II. Körfez Krizinin, Irak Türklerine getirdiği diğer bir sıkıntı da ailelerin düştüğü kopukluk, birbirlerinden haber alamama, birbirlerinin yanına gidip gelememeleridir. Artı sözüm ona “Güvenli bölge” dedikleri kısımda yaşayanlar üç milyondan fazla Türk’ün ancak onda biri iken, Saddam’a terk edilenler bu insanların yüzde doksanıdır. “Güvenli Bölge” ilan edilen yerlerde yaşayan Türkmenler, (bir kısmı Kerkük’e yapılan saldırılar sonucu o yöreye yerleşmiştir.) bu defa bir yüzyıldır, isyan, ayaklanma, bazen İran’ın, bazen Irak’ın yanında çarpışmak ve bundan statü çıkaran bazı “aşiret derebeylerinin” anlayışına bırakılmıştır.
Bugün, gölge ülkelerin talimatıyla idare edilen, yaşam mücadelesi veren bir bütün olarak Irak halkı her gün bir yeni katliama maruz kalmaktadır. Dün IŞİD belasından kurtulan Telafer, Musul vd. bölgelerde sivil İnsanlarımızın yaşadıkları her yerde masum insanları kanı boşu boşuna dökülürken, dünyanın bu olaylara sessiz kalması bir hayli temiz vicdanları kara kara düşündürüyor. Bir yandan düzmece seçimlerin kirli oyunları bir yandan Kerkük’ün demografik yapısının değiştirilmesi bir yandan da Irak Anayasasının 58., 140. Maddelerinin yeniden tartışmaya açılması ve üzerinde durulması, bölge halkının yeniden endişeye kapılmasına neden oluyor.

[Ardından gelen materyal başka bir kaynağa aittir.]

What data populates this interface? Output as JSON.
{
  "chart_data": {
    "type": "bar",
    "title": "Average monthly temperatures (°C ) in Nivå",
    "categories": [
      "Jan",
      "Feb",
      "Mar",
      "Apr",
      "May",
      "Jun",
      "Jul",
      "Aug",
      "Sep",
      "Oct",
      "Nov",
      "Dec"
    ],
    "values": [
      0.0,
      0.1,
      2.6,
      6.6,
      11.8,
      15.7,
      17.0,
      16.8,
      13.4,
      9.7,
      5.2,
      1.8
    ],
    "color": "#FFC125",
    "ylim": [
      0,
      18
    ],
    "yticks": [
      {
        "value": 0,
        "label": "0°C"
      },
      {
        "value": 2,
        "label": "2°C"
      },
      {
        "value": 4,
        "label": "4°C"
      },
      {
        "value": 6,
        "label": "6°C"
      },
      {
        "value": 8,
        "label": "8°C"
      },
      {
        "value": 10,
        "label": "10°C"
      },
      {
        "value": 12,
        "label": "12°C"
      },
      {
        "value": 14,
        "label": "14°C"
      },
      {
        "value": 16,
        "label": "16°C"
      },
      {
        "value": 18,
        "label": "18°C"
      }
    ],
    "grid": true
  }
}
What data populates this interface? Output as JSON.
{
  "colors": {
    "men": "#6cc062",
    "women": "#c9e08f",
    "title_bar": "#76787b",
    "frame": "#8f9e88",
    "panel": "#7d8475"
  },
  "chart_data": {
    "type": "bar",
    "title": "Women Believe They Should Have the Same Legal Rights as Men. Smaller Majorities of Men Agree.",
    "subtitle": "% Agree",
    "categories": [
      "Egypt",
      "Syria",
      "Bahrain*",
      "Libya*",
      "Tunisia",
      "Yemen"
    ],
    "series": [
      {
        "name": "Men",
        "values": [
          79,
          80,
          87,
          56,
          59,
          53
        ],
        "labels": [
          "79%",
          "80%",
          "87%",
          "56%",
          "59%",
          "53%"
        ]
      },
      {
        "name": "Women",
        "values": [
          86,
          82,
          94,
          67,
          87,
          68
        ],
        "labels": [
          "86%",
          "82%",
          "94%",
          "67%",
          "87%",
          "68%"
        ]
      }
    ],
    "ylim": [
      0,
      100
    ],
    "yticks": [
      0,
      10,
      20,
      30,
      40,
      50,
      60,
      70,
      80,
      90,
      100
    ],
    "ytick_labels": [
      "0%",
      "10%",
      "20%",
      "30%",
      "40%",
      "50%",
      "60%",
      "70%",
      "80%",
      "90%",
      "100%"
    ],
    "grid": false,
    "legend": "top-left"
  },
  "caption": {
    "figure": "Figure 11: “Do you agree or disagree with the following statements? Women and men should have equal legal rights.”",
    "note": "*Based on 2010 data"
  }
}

Dün Altınköprü topraklarında şehit düşen Türkmen insanlarımız bu gün yeniden şahlanıyorlar. Bu yükselişi içinde sindirmeyen bazı kinli guruplar şehitlerimiz için dikilen ANIT, Türkmeneli’nin yükselişini bir sembolüdür.
Altunköprü Katliamının üzerinden 30 yıl geçmesine rağmen Türkmenler hale varlık mücadelesi veriyorlar. Bir taraftan Demografik yapı ve tartışmalı bölgeler, bir taraftan iç meseleler, bir taraftan da Hükümette eşit temsil hakkı…
Tüm Türkmen şehitlerimizi saygıyla anar, bu uğurda canlarını feda edenlere Allah katında cennet mekanı dileriz.